The first thing I want to do, in response to that, is to make sure that we are looking at numbers that are comparable. The problem with all of these numbers is that there are adjustments and those types of things. I want to make sure that we're dealing with an apples-to-apples comparison.
For 2015-16 the main estimates amount is $78.3 million, as you mentioned. The comparable number in 2013-14 in the main estimates was the $84.3 million. That's the $6 million reduction. If you compare the $78 million to the $88.3 million, that's not an apples-to-apples comparison. It would take a while to go through and make that...but the relevant number is the $84.3 million to $78.3 million.
I will also use this opportunity to address your question and what the chair indicated at the beginning of the meeting, which is the question about whether we have enough to do our mandate. I think it's important to remember what it is we are asked to do. We have a statutory responsibility to do financial audits.

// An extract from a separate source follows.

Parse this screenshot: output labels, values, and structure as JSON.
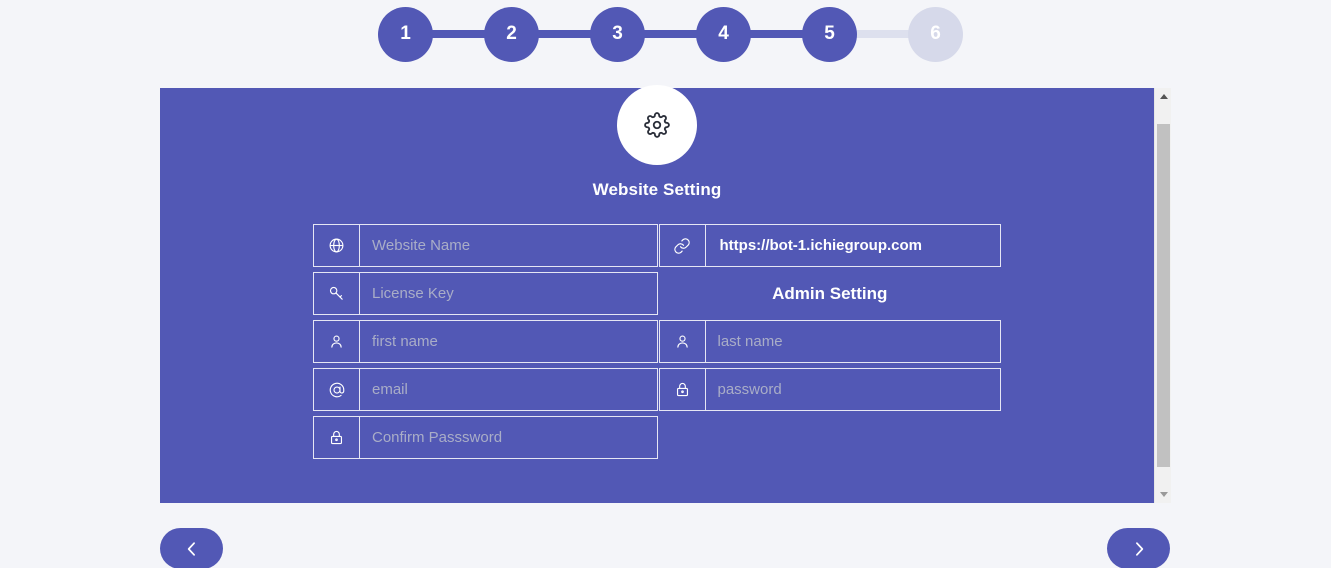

We have a statutory responsibility to do special exams. In both cases, it's not just that we have a statutory responsibility to do those, but the organizations that we have to do them on are identified in statute as well. When we're putting together our budget, we have to dedicate the first part of our budget towards those things. Everything else that is left over is what we have to put toward performance audits. We have a statutory responsibility to do performance audit, but there's nothing in that statutory mandate that says how many.
My answer to those types of questions is that we're now still at a level where we are able to produce within that historical range of the number of performance audits that we have produced. I think any reduction from here, and any requirement to absorb any additional costs, will start to get us below that traditional amount of performance audits. We can continue to do performance audits, as our mandate requires, but we're at the point where any reduction will cause us to produce fewer performance audits than we historically have.